Vamos começar com Shanikusai, uma maravilha, a minha preferida de todas da Yamaguchi, lançada em março de 1980.

Chora nessa capa, Lady Gaga e Ariana Grande!

Chora nessa capa, Lady Gaga e Ariana Grande!

Alejandro. La Isla Bonita. Sandra Rosa Madalena. Tudo isso veio depois. Yamaguchi fez um improvável sangue latino correr nas veias do pop japonês com esse hit. Tem cigano, tem rosa vermelha, tem sangue, tem tarô. Play abaixo:

Ligue para o Sidney Magal e diga para ele regravar essa música AGORA!

A segunda dessa trilogia que inventei na minha cabeça é um rock.
Isso mesmo. Rock 'n’ Roll Widow saiu em maio de 1980.

rocknroll-widow.jpg

A música não tem uma pegadinha: ela fala que literalmente é uma viúva, o marido morreu faz tempo, que ele era muito muito muito muito cool (a parte que ela fica repetindo kakko kakko kakko se refere a isso) e pelo visto a linda tá num outro momento de… curtir a vida, você sabe o que eu quero dizer. No refrão, primeiro ela diz "corta essa, não sou sua mamãe” e depois “corta essa, você não é o único homem". Tá, meu bem?

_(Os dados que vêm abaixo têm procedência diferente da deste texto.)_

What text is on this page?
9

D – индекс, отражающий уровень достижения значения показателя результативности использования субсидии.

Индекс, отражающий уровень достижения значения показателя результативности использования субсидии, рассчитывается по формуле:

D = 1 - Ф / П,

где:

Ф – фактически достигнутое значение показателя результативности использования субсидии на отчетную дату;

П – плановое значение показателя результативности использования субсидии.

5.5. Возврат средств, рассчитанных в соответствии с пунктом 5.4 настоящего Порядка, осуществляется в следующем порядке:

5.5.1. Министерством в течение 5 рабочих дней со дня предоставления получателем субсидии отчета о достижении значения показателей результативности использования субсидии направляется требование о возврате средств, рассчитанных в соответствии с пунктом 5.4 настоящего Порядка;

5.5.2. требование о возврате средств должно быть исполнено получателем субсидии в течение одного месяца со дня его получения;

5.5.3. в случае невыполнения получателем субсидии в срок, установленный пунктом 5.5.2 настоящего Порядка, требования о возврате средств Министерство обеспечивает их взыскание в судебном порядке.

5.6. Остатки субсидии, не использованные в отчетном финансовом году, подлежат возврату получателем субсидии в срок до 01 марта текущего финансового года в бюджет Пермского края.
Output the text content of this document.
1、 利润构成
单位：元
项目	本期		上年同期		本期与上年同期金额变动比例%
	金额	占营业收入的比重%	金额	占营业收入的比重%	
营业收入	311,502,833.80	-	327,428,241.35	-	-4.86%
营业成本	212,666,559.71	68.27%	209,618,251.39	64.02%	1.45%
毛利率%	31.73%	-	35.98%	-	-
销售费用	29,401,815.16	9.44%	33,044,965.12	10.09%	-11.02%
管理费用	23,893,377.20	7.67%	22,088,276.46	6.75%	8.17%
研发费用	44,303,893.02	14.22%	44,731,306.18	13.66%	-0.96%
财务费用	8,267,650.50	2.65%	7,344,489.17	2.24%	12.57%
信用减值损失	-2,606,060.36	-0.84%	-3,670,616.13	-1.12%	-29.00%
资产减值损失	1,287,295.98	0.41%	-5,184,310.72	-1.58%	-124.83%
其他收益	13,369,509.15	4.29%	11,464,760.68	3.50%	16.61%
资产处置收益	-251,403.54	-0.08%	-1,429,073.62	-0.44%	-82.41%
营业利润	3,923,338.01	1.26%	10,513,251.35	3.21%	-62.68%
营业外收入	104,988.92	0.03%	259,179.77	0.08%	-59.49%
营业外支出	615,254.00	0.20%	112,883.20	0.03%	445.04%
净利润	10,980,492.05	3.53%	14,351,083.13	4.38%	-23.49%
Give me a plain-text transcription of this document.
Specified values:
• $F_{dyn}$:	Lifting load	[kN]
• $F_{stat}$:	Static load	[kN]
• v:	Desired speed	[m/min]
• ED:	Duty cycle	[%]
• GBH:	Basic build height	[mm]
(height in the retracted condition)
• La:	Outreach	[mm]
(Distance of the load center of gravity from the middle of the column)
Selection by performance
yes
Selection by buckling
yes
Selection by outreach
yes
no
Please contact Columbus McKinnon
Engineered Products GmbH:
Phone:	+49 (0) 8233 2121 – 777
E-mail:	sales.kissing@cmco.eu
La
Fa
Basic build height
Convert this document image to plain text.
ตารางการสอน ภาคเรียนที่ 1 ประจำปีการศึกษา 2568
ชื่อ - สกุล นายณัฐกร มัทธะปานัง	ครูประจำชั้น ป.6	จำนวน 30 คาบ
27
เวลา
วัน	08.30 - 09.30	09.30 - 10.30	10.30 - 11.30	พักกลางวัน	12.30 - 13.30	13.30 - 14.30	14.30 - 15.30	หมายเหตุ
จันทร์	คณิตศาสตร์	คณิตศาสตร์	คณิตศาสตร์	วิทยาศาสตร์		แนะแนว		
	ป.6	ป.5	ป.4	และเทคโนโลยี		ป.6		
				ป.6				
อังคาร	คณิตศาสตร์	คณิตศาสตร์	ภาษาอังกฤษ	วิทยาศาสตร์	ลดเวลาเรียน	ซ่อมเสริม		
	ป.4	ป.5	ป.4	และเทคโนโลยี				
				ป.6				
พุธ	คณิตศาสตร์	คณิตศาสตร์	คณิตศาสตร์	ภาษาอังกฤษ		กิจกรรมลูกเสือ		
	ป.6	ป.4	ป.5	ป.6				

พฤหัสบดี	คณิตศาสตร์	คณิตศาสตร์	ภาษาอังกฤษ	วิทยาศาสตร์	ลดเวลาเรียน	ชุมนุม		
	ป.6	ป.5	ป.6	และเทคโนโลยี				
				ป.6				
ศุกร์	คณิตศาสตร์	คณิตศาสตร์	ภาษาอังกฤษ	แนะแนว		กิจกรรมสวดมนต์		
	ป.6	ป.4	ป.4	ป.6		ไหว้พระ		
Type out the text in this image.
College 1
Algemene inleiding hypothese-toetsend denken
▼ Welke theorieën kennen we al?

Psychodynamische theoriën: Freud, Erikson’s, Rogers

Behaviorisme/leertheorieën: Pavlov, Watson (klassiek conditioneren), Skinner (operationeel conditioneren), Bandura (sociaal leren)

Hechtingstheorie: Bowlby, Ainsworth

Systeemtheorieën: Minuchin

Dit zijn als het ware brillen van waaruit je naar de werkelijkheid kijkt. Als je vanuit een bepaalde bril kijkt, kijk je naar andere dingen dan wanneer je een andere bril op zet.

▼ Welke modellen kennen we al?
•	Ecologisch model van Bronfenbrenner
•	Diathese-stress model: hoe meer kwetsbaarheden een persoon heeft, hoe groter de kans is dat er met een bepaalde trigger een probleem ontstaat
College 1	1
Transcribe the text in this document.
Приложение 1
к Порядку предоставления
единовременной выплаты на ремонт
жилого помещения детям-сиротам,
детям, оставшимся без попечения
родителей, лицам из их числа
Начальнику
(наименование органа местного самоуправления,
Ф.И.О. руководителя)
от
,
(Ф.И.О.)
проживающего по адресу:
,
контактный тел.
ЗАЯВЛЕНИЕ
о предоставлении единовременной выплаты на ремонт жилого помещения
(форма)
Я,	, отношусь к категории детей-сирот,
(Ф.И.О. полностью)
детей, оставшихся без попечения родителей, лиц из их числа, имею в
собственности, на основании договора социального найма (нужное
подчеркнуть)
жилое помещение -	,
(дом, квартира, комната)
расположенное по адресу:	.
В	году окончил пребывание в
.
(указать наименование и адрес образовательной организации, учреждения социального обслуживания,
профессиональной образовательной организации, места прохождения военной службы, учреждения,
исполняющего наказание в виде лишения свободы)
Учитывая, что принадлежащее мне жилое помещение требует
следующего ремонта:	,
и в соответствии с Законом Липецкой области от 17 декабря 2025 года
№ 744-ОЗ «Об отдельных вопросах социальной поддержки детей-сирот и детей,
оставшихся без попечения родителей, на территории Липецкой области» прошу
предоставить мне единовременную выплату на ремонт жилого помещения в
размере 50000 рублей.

A coreô, os looks, o carão: levem essa mulher para o Legendary já para ela levar tudo!
O single também faz parte do álbum Mobius Game, lançado simultaneamente. Um pré-City Pop maravilhoso com uma capa linda, recomendo.

A terceira e última canção da trilogia é uma balada, Sayonara no Mukōgawa, feita em homenagem aos seus fãs e lançada em agosto.

sayonara.jpg

É bem melosa: fica agradecendo por tudo (dá para entender pois ela agradece em inglês), fica dizendo que não quer embora (mentira, ela deu entrevistas falando que realmente não queria mais trabalhar como cantora ou atriz), fica dizendo que a música vai ser a última (mentira, saiu mais uma em novembro que não é uma composição de Agi-Usaki).
A letra da capa do single, feita à mão, é da própria Yamaguchi.
Gosto desse momentinho love-songs-alpha-fm. <3

Essa foi a última música que Yamaguchi cantou no show de despedida do Budokan. Diz que ela chorou.

Tal qual Lídia Brondi no Brasil (mas por motivos bem diferentes), Yamaguchi estava falando sério. Nunca mais fez uma aparição pública como cantora ou atriz depois de novembro de 1980. Isso só fez com que o mistério ao redor dela se tornasse maior, tanto que é muito querida pelos fãs até hoje. Sua família, incluindo os filhos (ela tem dois), sofreram muito com paparazzi – no fim acho que eles desistiram de lutar contra e tentaram carreira no entretenimento, mas sem tanto sucesso quanto os pais.

As pessoas se recusaram a deixar o mito morrer e ela continuou viva na memória de todo mundo, eternamente com 21 anos.
SIM: ELA SE APOSENTOU COM 21 ANOS. Para um brasileiro isso soa como ficção científica!
Yamaguchi segue casada até hoje com Miura.
E para mim, ela tinha o olhar mais lindo que existe, além de uma voz belíssima.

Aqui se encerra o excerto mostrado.